Elèves regroupés autour du maître d’école à Saint-Germain ou Ansigny, garçons de la classe 1912-1913 et groupe de filles disposé devant la fruitière à La Biolle par le photographe L. Grimal, nous ne manquons pas d’image du très nombreux peuple des enfants.
Dans le monde d’avant 1914, l’enfant unique n’est pas l’idéal familial qu’il deviendra par la suite. Qu’il naisse dans une famille de cultivateur si nombreuse dans le canton ou chez divers artisans et commerçants du bourg d’Albens, l’enfant semble alors le « bienvenu ». L’étude du recensement de 1911, le dernier effectué avant la Grande guerre, laisse bien percevoir l’importance des familles dans lesquelles les fratries de 3 à 6 enfants se rencontrent souvent. N’oublions pas que l’absence de contraception, le discours moral ou religieux ambiant, l’économie avide de bras peuvent être avancés comme autant d’éléments explicatifs.
Tous ces enfants sont alors éduqués dans la « religion du devoir ». Voici un livre de lecture expliquée destiné aux cours moyens. Il s’ouvre par un texte intitulé « Le devoir » ; Jacques travaille courageusement à bêcher son jardinet quand, à cause de la chaleur, il décide de faire une pause et s’endort. Soudain il se réveille, se lève d’un bond, car il vient de se souvenir qu’il a promis à son père de tout terminer avant la nuit. Il se remet aussitôt au travail car, lit-on en conclusion : « notre petit homme veut tenir sa promesse ».
La rédaction proposée en complément demande de « raconter un fait prouvant que vous avez tenu une promesse faite à votre instituteur ».
Devoir vis-à-vis de son père, de son instituteur prépare l’enfant à un devoir supérieur, celui qu’il doit à la patrie.

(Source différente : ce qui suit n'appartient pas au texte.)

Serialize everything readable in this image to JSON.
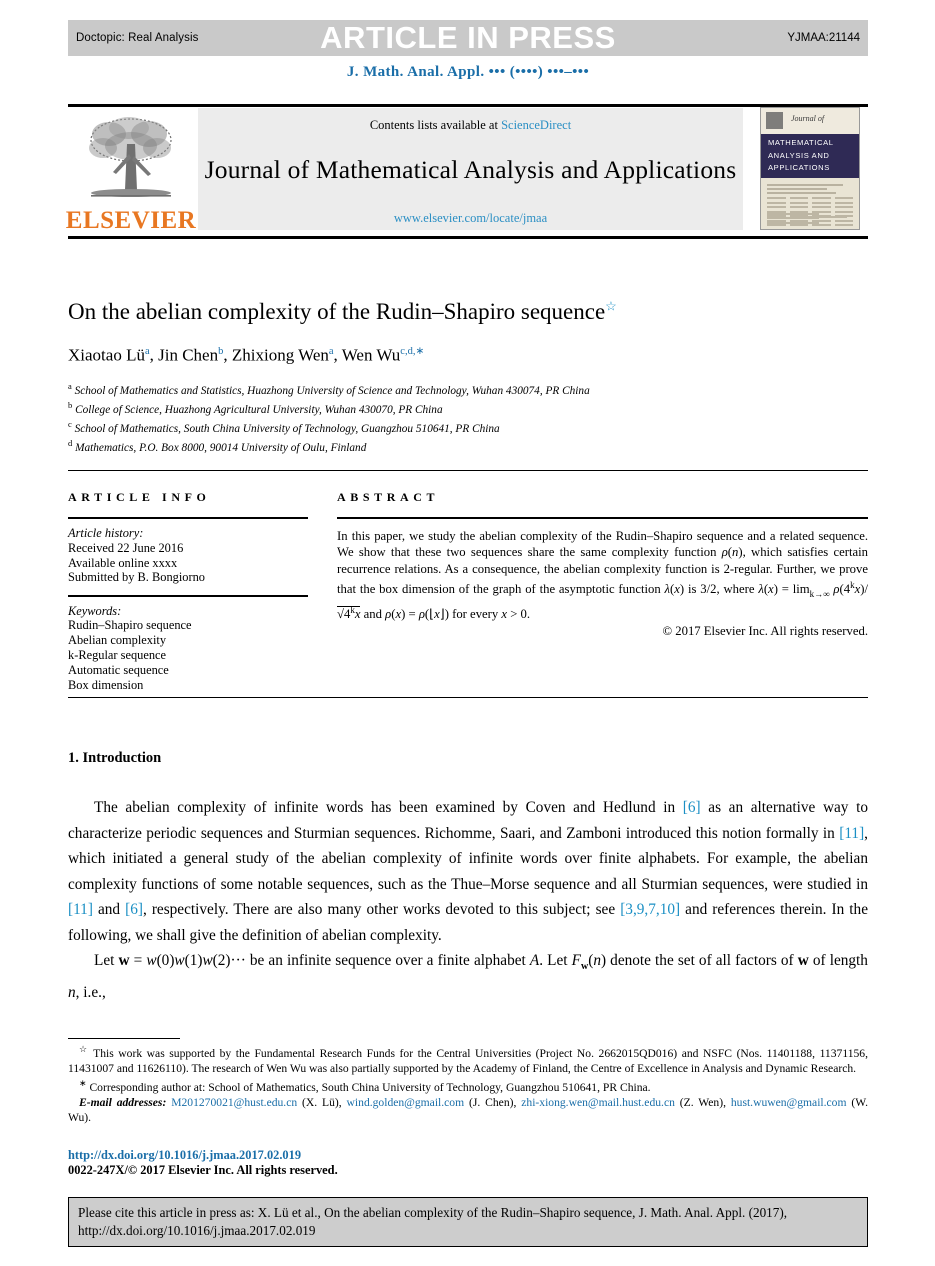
{
  "header": {
    "doctopic": "Doctopic: Real Analysis",
    "watermark": "ARTICLE IN PRESS",
    "article_code": "YJMAA:21144",
    "running_head": "J. Math. Anal. Appl. ••• (••••) •••–•••"
  },
  "masthead": {
    "contents_prefix": "Contents lists available at ",
    "contents_link": "ScienceDirect",
    "journal_title": "Journal of Mathematical Analysis and Applications",
    "journal_url": "www.elsevier.com/locate/jmaa",
    "publisher": "ELSEVIER",
    "cover": {
      "journal_of": "Journal of",
      "band_line1": "MATHEMATICAL",
      "band_line2": "ANALYSIS AND",
      "band_line3": "APPLICATIONS"
    }
  },
  "article": {
    "title": "On the abelian complexity of the Rudin–Shapiro sequence",
    "title_footnote_mark": "☆",
    "authors": [
      {
        "name": "Xiaotao Lü",
        "marks": "a"
      },
      {
        "name": "Jin Chen",
        "marks": "b"
      },
      {
        "name": "Zhixiong Wen",
        "marks": "a"
      },
      {
        "name": "Wen Wu",
        "marks": "c,d,∗"
      }
    ],
    "affiliations": [
      {
        "mark": "a",
        "text": "School of Mathematics and Statistics, Huazhong University of Science and Technology, Wuhan 430074, PR China"
      },
      {
        "mark": "b",
        "text": "College of Science, Huazhong Agricultural University, Wuhan 430070, PR China"
      },
      {
        "mark": "c",
        "text": "School of Mathematics, South China University of Technology, Guangzhou 510641, PR China"
      },
      {
        "mark": "d",
        "text": "Mathematics, P.O. Box 8000, 90014 University of Oulu, Finland"
      }
    ]
  },
  "info": {
    "heading": "ARTICLE INFO",
    "history_label": "Article history:",
    "history": [
      "Received 22 June 2016",
      "Available online xxxx",
      "Submitted by B. Bongiorno"
    ],
    "keywords_label": "Keywords:",
    "keywords": [
      "Rudin–Shapiro sequence",
      "Abelian complexity",
      "k-Regular sequence",
      "Automatic sequence",
      "Box dimension"
    ]
  },
  "abstract": {
    "heading": "ABSTRACT",
    "text": "In this paper, we study the abelian complexity of the Rudin–Shapiro sequence and a related sequence. We show that these two sequences share the same complexity function ρ(n), which satisfies certain recurrence relations. As a consequence, the abelian complexity function is 2-regular. Further, we prove that the box dimension of the graph of the asymptotic function λ(x) is 3/2, where λ(x) = lim k→∞ ρ(4ᵏx)/√(4ᵏx) and ρ(x) = ρ(⌊x⌋) for every x > 0.",
    "copyright": "© 2017 Elsevier Inc. All rights reserved."
  },
  "body": {
    "section_number_title": "1. Introduction",
    "para1_a": "The abelian complexity of infinite words has been examined by Coven and Hedlund in ",
    "para1_ref1": "[6]",
    "para1_b": " as an alternative way to characterize periodic sequences and Sturmian sequences. Richomme, Saari, and Zamboni introduced this notion formally in ",
    "para1_ref2": "[11]",
    "para1_c": ", which initiated a general study of the abelian complexity of infinite words over finite alphabets. For example, the abelian complexity functions of some notable sequences, such as the Thue–Morse sequence and all Sturmian sequences, were studied in ",
    "para1_ref3": "[11]",
    "para1_d": " and ",
    "para1_ref4": "[6]",
    "para1_e": ", respectively. There are also many other works devoted to this subject; see ",
    "para1_ref5": "[3,9,7,10]",
    "para1_f": " and references therein. In the following, we shall give the definition of abelian complexity.",
    "para2": "Let w = w(0)w(1)w(2)··· be an infinite sequence over a finite alphabet A. Let Fw(n) denote the set of all factors of w of length n, i.e.,"
  },
  "footnotes": {
    "funding_mark": "☆",
    "funding": "This work was supported by the Fundamental Research Funds for the Central Universities (Project No. 2662015QD016) and NSFC (Nos. 11401188, 11371156, 11431007 and 11626110). The research of Wen Wu was also partially supported by the Academy of Finland, the Centre of Excellence in Analysis and Dynamic Research.",
    "corresponding_mark": "∗",
    "corresponding": "Corresponding author at: School of Mathematics, South China University of Technology, Guangzhou 510641, PR China.",
    "email_label": "E-mail addresses:",
    "emails": [
      {
        "address": "M201270021@hust.edu.cn",
        "who": "(X. Lü)"
      },
      {
        "address": "wind.golden@gmail.com",
        "who": "(J. Chen)"
      },
      {
        "address": "zhi-xiong.wen@mail.hust.edu.cn",
        "who": "(Z. Wen)"
      },
      {
        "address": "hust.wuwen@gmail.com",
        "who": "(W. Wu)"
      }
    ],
    "doi": "http://dx.doi.org/10.1016/j.jmaa.2017.02.019",
    "issn": "0022-247X/© 2017 Elsevier Inc. All rights reserved."
  },
  "cite_box": {
    "text": "Please cite this article in press as: X. Lü et al., On the abelian complexity of the Rudin–Shapiro sequence, J. Math. Anal. Appl. (2017), http://dx.doi.org/10.1016/j.jmaa.2017.02.019"
  },
  "colors": {
    "link_blue": "#2b8fc4",
    "ref_blue": "#1a8fc4",
    "elsevier_orange": "#E87722",
    "press_bar_gray": "#c9c9c9",
    "mast_gray": "#ececec",
    "cite_gray": "#cdcdcd",
    "cover_band": "#2f2a55"
  }
}
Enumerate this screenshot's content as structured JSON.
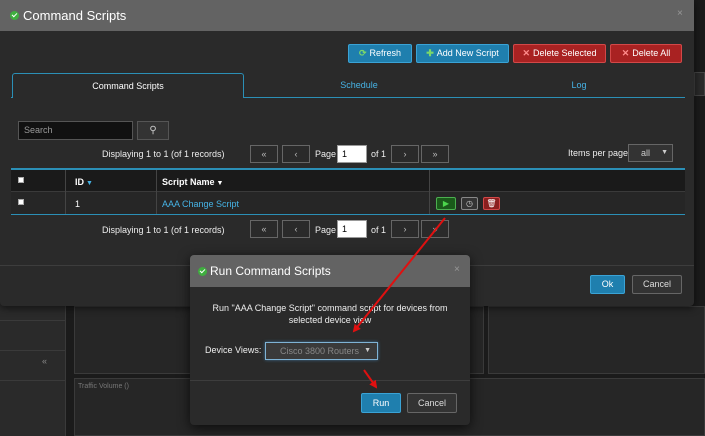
{
  "main_dialog": {
    "title": "Command Scripts",
    "close_label": "×",
    "toolbar": {
      "refresh": "Refresh",
      "add": "Add New Script",
      "delete_selected": "Delete Selected",
      "delete_all": "Delete All"
    },
    "tabs": [
      "Command Scripts",
      "Schedule",
      "Log"
    ],
    "search": {
      "placeholder": "Search",
      "button_icon": "search-icon"
    },
    "pagination_top": {
      "displaying": "Displaying 1 to 1 (of 1 records)",
      "page_label": "Page",
      "page_value": "1",
      "of_label": "of 1",
      "first": "«",
      "prev": "‹",
      "next": "›",
      "last": "»"
    },
    "pagination_bottom": {
      "displaying": "Displaying 1 to 1 (of 1 records)",
      "page_label": "Page",
      "page_value": "1",
      "of_label": "of 1",
      "first": "«",
      "prev": "‹",
      "next": "›",
      "last": "»"
    },
    "items_per_page": {
      "label": "Items per page",
      "value": "all"
    },
    "table": {
      "columns": [
        "ID",
        "Script Name"
      ],
      "rows": [
        {
          "id": "1",
          "name": "AAA Change Script"
        }
      ]
    },
    "ok": "Ok",
    "cancel": "Cancel"
  },
  "modal": {
    "title": "Run Command Scripts",
    "close_label": "×",
    "message": "Run \"AAA Change Script\" command script for devices from selected device view",
    "device_views_label": "Device Views:",
    "device_views_value": "Cisco 3800 Routers",
    "run": "Run",
    "cancel": "Cancel"
  },
  "background": {
    "panel_label": "Traffic Volume ()",
    "chevron": "«"
  },
  "colors": {
    "accent_blue": "#1f7fae",
    "danger_red": "#a92222",
    "link_blue": "#46b2e4",
    "annotation_red": "#e01010"
  }
}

« Devoir et Patrie », tel est le sous titre d’un livre très apprécié à l’époque : « La Tour de France par deux enfants ». Comme annoncé dans l’avant-propos, le livre se veut un hymne à la patrie. Faisant l’éloge des ressources nationales après la défaite contre l’Allemagne, il établit la base de la « Revanche ».
Voyez aussi cette planche d’images d’Epinal intitulée « La petite guerre ». On y voit un groupe d’enfants costumés en soldats, pantalon rouge et veste bleue, repoussant hardiment l’ennemi « prussien ».
Les jeunes « poilus » de 1914 auront tous joué à la petite guerre et appris à lire dans « Le Tour de France par deux enfants ».